Chronic or unmanaged stress can also affect your hormones. If you’re a woman and your cortisol is frequently high, you’ll end up with low progesterone levels because of something called “pregnenolone steal”. Pregnenolone is a precursor for most of the steroid hormones and when you’re stressed out the pregnenolone will be used to make cortisol instead of progesterone. As your progesterone levels go down, you’re more likely to feel anxious.

If you’re a man under chronic stress, your pregnenolone will be used to make cortisol instead of testosterone, and as I’ve mentioned in #4 above, low testosterone can be responsible for anxiety and depression.

In addition, according to Dr. Sara Gottfried:

“When you’re highly stressed, the chemical load is more than you can bear, and you lose homeostasis. Your balance between the sympathetic nervous system and the parasympathetic nervous system falls out of whack. Chronic stress overactivates the sympathetic nervous system and underactivates the parasympathetic nervous system. You also make less GABA, nature’s benzodiazepine.

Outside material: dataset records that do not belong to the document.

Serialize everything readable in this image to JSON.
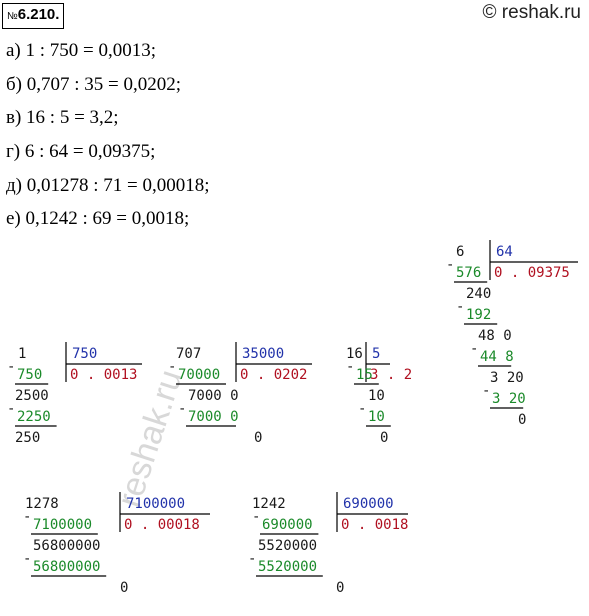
{
  "header": {
    "number_prefix": "№",
    "number": "6.210.",
    "site": "© reshak.ru"
  },
  "problems": [
    "а) 1 : 750 = 0,0013;",
    "б) 0,707 : 35 = 0,0202;",
    "в) 16 : 5 = 3,2;",
    "г) 6 : 64 = 0,09375;",
    "д) 0,01278 : 71 = 0,00018;",
    "е) 0,1242 : 69 = 0,0018;"
  ],
  "watermark": "reshak.ru",
  "divisions": {
    "a": {
      "dividend": "1",
      "divisor": "750",
      "quotient": "0 . 0013",
      "rows": [
        {
          "t": "750",
          "c": "grn",
          "m": true
        },
        {
          "t": "2500",
          "c": "blk"
        },
        {
          "t": "2250",
          "c": "grn",
          "m": true
        },
        {
          "t": "250",
          "c": "blk"
        }
      ]
    },
    "b": {
      "dividend": "707",
      "divisor": "35000",
      "quotient": "0 . 0202",
      "rows": [
        {
          "t": "70000",
          "c": "grn",
          "m": true
        },
        {
          "t": "7000 0",
          "c": "blk"
        },
        {
          "t": "7000 0",
          "c": "grn",
          "m": true
        },
        {
          "t": "0",
          "c": "blk"
        }
      ]
    },
    "c": {
      "dividend": "16",
      "divisor": "5",
      "quotient": "3 . 2",
      "rows": [
        {
          "t": "15",
          "c": "grn",
          "m": true
        },
        {
          "t": "10",
          "c": "blk"
        },
        {
          "t": "10",
          "c": "grn",
          "m": true
        },
        {
          "t": "0",
          "c": "blk"
        }
      ]
    },
    "d": {
      "dividend": "6",
      "divisor": "64",
      "quotient": "0 . 09375",
      "rows": [
        {
          "t": "576",
          "c": "grn",
          "m": true
        },
        {
          "t": "240",
          "c": "blk"
        },
        {
          "t": "192",
          "c": "grn",
          "m": true
        },
        {
          "t": "48 0",
          "c": "blk"
        },
        {
          "t": "44 8",
          "c": "grn",
          "m": true
        },
        {
          "t": "3 20",
          "c": "blk"
        },
        {
          "t": "3 20",
          "c": "grn",
          "m": true
        },
        {
          "t": "0",
          "c": "blk"
        }
      ]
    },
    "e": {
      "dividend": "1278",
      "divisor": "7100000",
      "quotient": "0 . 00018",
      "rows": [
        {
          "t": "7100000",
          "c": "grn",
          "m": true
        },
        {
          "t": "56800000",
          "c": "blk"
        },
        {
          "t": "56800000",
          "c": "grn",
          "m": true
        },
        {
          "t": "0",
          "c": "blk"
        }
      ]
    },
    "f": {
      "dividend": "1242",
      "divisor": "690000",
      "quotient": "0 . 0018",
      "rows": [
        {
          "t": "690000",
          "c": "grn",
          "m": true
        },
        {
          "t": "5520000",
          "c": "blk"
        },
        {
          "t": "5520000",
          "c": "grn",
          "m": true
        },
        {
          "t": "0",
          "c": "blk"
        }
      ]
    }
  }
}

GABA is short for gamma-aminobutyric acid. It is the calming or ‘downer’ (inhibitory) neurotransmitter that counters the effect of glutamate and creates calmness, like nature’s Xanax. GABA and glutamate act in a complementary fashion.

If GABA is too low: you feel overstimulated; panic, depression, anxiety, insomnia, PTSD, premenstrual syndrome (PMS), addiction (especially alcohol cravings).”

Try to manage your stress by practicing yoga, meditation, eating real food, journaling, walking in nature, mindfulness, getting a massage, and/or by going to therapy.